Maybe this will motivate me to actually get through the differentiation book. There are 18 chapters, and I like her writing style and attitude. Invariably, though, for me, with all good ideas I read about, I'm all "Great Idea!" and then it's a crap shoot as to whether I implement it. So maybe if I talk/blog it out, it'll have a better chance of going into action.
The first chapter can be summarized as "there were no good old days of teaching". Way back in the late 1800's only a teeny percentage of boys went to and completed high school. And it seems the debate was always on about the purpose of high school and what should be taught and such. Here's a site with one synopsis.

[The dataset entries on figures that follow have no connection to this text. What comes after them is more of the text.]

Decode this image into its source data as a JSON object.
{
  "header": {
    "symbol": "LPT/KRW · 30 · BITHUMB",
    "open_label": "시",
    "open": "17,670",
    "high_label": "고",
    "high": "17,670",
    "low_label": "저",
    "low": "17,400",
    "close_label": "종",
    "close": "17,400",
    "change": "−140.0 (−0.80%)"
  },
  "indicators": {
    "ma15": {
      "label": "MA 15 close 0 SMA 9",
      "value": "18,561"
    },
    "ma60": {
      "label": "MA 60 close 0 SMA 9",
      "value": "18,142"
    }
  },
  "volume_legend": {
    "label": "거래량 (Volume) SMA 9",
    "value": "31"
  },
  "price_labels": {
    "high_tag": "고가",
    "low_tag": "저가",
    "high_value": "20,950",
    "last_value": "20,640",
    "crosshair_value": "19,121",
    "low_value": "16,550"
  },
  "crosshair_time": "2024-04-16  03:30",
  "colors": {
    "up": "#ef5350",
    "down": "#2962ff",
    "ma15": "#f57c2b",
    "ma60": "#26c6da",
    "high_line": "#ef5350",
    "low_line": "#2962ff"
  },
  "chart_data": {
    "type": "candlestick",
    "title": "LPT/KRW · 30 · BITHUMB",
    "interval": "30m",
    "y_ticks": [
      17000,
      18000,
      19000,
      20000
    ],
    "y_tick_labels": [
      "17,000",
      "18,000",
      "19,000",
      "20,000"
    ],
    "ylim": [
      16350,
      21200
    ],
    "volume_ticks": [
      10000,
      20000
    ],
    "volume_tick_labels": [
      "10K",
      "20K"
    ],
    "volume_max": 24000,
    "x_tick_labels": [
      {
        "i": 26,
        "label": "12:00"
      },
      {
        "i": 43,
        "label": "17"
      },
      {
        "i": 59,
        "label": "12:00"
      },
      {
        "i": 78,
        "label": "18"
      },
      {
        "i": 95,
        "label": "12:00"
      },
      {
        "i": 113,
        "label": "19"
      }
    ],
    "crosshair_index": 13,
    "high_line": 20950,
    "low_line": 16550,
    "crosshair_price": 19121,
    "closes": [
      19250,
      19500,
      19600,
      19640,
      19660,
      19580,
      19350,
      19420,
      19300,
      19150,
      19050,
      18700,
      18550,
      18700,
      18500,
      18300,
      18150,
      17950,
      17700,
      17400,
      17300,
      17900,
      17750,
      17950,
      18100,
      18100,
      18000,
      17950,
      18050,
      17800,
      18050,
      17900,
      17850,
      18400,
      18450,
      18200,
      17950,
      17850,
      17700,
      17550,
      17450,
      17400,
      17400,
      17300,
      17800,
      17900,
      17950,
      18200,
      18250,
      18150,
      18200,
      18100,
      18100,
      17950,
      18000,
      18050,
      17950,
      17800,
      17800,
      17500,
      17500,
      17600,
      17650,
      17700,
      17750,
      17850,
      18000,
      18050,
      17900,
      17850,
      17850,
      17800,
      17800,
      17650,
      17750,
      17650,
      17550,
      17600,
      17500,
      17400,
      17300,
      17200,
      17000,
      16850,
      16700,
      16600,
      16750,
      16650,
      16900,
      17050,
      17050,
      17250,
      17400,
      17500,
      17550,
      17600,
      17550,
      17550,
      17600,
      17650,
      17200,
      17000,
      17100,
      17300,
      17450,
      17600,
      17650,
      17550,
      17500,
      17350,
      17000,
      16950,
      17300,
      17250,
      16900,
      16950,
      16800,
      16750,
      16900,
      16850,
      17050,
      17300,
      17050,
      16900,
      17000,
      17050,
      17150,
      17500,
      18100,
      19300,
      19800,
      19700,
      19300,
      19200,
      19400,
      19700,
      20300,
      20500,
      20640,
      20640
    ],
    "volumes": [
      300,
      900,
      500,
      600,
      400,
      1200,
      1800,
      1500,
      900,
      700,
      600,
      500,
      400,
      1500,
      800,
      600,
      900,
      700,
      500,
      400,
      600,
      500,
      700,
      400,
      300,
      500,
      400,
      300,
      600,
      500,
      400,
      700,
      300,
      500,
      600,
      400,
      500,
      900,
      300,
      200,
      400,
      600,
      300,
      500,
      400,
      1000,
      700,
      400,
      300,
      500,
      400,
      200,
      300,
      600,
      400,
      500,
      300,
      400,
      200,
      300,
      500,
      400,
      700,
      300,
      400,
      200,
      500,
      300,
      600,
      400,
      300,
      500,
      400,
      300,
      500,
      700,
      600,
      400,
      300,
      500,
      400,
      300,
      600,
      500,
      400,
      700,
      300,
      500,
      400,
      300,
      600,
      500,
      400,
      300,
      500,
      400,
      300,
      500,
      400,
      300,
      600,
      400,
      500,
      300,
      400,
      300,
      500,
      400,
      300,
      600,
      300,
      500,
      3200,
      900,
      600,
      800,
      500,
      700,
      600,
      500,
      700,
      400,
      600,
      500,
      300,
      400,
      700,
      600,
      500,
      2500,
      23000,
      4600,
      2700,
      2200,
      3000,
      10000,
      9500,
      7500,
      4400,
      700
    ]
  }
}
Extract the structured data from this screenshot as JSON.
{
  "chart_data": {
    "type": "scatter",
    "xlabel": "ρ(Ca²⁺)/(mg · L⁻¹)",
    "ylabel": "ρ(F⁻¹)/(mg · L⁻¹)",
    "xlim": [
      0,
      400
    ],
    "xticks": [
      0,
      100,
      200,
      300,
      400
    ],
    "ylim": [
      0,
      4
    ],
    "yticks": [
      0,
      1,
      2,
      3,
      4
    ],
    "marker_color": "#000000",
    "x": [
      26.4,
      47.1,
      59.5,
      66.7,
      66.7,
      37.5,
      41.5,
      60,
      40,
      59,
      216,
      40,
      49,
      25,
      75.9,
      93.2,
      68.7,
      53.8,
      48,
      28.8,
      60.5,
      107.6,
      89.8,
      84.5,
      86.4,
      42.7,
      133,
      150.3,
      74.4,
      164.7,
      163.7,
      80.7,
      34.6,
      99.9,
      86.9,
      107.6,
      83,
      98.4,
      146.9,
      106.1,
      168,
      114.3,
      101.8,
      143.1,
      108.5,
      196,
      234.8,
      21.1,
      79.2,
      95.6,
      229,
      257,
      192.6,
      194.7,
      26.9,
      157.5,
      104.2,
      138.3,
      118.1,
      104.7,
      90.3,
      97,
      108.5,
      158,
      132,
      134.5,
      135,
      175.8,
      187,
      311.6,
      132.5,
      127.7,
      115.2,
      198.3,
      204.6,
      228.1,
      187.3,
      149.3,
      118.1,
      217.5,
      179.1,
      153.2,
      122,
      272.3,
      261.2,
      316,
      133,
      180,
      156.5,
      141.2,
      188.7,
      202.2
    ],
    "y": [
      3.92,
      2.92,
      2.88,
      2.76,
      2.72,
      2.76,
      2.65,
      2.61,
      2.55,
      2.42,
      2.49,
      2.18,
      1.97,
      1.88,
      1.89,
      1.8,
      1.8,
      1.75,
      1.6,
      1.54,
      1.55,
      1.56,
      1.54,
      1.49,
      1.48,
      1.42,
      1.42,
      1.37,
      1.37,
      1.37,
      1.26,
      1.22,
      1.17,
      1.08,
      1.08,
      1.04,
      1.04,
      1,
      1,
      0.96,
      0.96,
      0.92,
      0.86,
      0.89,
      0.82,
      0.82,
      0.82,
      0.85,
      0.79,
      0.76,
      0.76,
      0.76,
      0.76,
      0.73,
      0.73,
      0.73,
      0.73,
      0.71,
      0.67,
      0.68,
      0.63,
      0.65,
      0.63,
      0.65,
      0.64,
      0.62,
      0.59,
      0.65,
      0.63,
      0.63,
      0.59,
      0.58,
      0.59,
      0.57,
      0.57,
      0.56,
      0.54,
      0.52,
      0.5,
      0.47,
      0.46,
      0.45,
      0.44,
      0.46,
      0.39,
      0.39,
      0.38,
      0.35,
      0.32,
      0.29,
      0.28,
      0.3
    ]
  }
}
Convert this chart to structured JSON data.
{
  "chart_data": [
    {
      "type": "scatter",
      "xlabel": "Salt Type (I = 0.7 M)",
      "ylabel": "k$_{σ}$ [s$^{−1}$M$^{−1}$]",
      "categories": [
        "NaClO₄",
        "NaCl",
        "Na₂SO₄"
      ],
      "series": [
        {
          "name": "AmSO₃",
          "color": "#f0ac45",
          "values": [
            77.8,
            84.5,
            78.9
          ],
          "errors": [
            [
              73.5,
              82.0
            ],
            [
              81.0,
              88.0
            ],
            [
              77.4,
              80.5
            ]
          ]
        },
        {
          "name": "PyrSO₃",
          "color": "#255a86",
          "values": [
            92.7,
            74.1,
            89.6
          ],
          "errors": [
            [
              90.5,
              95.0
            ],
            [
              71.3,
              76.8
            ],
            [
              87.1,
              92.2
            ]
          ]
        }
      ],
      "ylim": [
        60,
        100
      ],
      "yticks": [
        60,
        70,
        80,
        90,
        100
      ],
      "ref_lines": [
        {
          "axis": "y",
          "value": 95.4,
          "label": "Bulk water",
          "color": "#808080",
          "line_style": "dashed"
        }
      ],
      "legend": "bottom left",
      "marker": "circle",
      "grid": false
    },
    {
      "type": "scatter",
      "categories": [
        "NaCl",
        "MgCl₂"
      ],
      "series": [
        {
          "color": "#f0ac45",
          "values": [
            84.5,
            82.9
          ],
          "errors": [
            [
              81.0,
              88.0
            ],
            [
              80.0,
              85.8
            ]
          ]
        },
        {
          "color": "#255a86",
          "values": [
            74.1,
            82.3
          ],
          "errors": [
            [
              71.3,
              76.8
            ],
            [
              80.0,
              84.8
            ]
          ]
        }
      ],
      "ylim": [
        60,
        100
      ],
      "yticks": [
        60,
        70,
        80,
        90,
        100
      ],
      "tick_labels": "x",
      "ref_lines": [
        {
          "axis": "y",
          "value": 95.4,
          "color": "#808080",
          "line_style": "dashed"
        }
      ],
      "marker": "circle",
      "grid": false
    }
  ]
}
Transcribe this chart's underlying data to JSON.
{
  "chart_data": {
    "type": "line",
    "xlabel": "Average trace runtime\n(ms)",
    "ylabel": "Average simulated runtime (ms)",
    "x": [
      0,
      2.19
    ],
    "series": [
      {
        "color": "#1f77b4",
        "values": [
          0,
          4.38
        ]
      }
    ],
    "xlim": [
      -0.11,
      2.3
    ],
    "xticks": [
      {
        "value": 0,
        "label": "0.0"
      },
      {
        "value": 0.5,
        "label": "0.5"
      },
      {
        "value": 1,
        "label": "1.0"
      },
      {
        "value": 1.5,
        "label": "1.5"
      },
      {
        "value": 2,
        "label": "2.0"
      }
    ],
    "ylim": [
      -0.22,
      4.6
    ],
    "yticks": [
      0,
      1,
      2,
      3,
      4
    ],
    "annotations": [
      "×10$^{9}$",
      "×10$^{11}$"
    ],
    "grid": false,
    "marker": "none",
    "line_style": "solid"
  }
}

So what does this have to do with differentiation? I guess in the early days only a select type of kid went to high school and only a few graduated. Now we're trying to get everyone to be successful, so that means we have all levels of kids in our classroom, not just the select few. And not everyone learns the same way.
She has one statistic that by 1990 only 38% of the nation had graduated from high school. Wow. Page 11 of this document breaks down graduation rates by state in 1990 and 2000. Too many percentages in the 60's and 70's. So I guess if kids weren't cutting it in school or the school wasn't serving them, then off they went. These days, I'm guessing most schools would not make "adequate yearly progress" if these were the numbers, and the school would be a potential candidate for closing.
So, this sort of makes the case for differentiating for students who need more/different ways of learning instead of just listening and notes. It's not making a case for the "fast learners" and how to differentiate for them. We have to keep both in mind.